Consider the following two algorithms for searching in a sorted array of $n$ elements:

A) interpolation search and binary search simulated in parallel, and

B) search through alternating interpolation steps and binary steps.

Both algorithms are of worst case complexity $2\lg n+1$ (and average complexity $2\lg\lg n$ for a reasonable distribution). Is there a complexity model which permits to separate those two algorithm (expressing when one is better than the other)? In particular, is there an example where the simulation in parallel is outperforming the mixed search algorithm?

---Some Basic Background---

1) Interpolation for element $x$ in a sorted array $T$ between position $i$ and $j$ makes a comparison at position $g=i+(j-i)/(T[j]-T[i])*(x-T[i])$, and reduces the search interval to $[i,g]$ or $]g,j]$ according to the result (as opposed to binary search, which compares $x$ to the element at position $(i+j)/2$.)

2) The worst case complexity of the search algorithm simulating in parallel binary search and interpolation search is $2\lg n+1$: Given two algorithms $A$ and $B$ of worst case complexities $f(n)$ and $g(n)$, the worst case of the parallel simulation of $A$ and $B$, stopping as soon as one terminates, has complexity $2\min\{f(n),g(n)\}\in O(\min{f(n),g(n)})$. The complexity of the search alternating steps from binary search and interpolation search is $2\lg n+1$ as well, because the search interval is at least reduced by two every two comparison.

Answer 1

In Willard's Searching Unindexed and Nonuniformly Generated Files in $\log \log N$ Time, he references a preliminary version (of the linked paper) entitled "Surprisingly efficient search algorithms for nonuniformly generated files" appearing at the 21st Allerton Conference on Communication Control and Computing in 1983, pp. 656-662. I can't find this paper on the web, but in the later (linked) version above, he says that the older paper shows that the synergy between binary and interpolation search can reduce search time to $o(\log n)$ for certain non-uniform distributions of record keys.
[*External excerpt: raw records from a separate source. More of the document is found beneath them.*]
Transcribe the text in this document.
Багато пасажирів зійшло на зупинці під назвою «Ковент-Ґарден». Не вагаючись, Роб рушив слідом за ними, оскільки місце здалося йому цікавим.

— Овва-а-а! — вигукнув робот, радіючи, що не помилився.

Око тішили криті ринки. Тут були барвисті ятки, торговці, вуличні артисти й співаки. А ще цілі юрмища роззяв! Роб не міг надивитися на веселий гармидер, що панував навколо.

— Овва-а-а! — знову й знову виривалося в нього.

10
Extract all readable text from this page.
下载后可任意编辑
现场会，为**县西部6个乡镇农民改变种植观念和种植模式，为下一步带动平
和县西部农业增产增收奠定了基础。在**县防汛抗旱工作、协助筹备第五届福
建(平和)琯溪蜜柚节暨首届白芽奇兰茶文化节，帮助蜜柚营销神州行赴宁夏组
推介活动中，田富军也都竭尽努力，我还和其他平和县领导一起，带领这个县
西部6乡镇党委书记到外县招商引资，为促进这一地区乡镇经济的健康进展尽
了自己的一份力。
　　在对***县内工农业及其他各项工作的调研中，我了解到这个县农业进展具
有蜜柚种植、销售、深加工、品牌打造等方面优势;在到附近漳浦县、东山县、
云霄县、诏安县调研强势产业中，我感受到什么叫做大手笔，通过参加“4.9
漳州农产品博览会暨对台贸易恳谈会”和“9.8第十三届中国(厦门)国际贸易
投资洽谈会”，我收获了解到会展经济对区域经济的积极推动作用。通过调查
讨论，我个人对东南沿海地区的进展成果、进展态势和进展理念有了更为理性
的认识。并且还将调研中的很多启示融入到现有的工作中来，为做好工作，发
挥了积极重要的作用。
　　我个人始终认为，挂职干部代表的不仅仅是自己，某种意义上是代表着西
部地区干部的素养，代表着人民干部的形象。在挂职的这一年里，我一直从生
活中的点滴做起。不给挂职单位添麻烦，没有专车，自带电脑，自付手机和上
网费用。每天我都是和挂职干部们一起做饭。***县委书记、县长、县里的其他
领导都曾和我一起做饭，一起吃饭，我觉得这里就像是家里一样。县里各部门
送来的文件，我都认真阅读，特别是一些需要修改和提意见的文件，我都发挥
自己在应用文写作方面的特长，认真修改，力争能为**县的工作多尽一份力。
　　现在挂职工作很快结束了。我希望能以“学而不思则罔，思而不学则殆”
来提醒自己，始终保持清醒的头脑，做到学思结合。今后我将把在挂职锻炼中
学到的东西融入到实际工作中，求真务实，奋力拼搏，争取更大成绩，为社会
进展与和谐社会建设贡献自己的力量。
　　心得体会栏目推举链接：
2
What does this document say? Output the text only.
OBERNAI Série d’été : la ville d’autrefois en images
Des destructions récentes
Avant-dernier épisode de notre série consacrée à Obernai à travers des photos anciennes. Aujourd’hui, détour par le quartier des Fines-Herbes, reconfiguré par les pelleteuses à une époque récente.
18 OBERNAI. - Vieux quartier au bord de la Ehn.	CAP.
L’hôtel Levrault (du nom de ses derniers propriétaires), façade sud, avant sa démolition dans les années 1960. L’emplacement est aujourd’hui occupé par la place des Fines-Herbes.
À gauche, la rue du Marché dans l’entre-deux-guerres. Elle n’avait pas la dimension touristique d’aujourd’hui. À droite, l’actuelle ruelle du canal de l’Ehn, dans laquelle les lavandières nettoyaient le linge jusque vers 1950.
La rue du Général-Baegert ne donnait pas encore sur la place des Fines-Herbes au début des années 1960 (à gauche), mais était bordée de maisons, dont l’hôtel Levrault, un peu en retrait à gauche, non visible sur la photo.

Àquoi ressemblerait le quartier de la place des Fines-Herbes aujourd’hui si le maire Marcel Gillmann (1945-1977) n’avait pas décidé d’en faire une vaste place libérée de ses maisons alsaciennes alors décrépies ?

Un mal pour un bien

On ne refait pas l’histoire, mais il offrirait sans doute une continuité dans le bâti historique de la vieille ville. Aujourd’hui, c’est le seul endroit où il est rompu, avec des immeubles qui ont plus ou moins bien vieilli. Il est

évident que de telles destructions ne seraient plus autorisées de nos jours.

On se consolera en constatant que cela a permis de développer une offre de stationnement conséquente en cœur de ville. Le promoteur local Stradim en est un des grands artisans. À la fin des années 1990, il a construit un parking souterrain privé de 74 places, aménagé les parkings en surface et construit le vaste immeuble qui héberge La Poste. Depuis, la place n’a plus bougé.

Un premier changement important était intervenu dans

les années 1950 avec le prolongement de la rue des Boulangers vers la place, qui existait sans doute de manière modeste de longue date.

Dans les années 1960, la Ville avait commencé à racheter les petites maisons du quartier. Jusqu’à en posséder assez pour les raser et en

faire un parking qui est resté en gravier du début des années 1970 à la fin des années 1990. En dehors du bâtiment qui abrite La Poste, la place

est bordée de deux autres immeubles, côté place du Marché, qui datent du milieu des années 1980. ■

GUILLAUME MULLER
Specifically, call a PDF $\mu$ regular if there are $b_1, b_2, b_3, b_4$ such that $\mu(x) = 0$ for $x < b_1$ or $x > b_2$ and $\mu(x) \geq b_3 > 0$ and $|\mu\prime(x)| < b_4$ for $b_1 \leq x \leq b_2$. For data produced by regular PDFs, interpolation search takes $\Omega(\log n)$ expected time, while binary search takes $\Theta(\log n)$ expected time. Interleaving them, however, takes $O(\sqrt{\log n})$ expected time.

You may also be interested in Willard and Reif's "Parallel processing can be harmful: The unusual behavior of interpolation search", which shows that "parallel processing before the literally last iteration in the search of an unindexed ordered file has nearly no usefulness".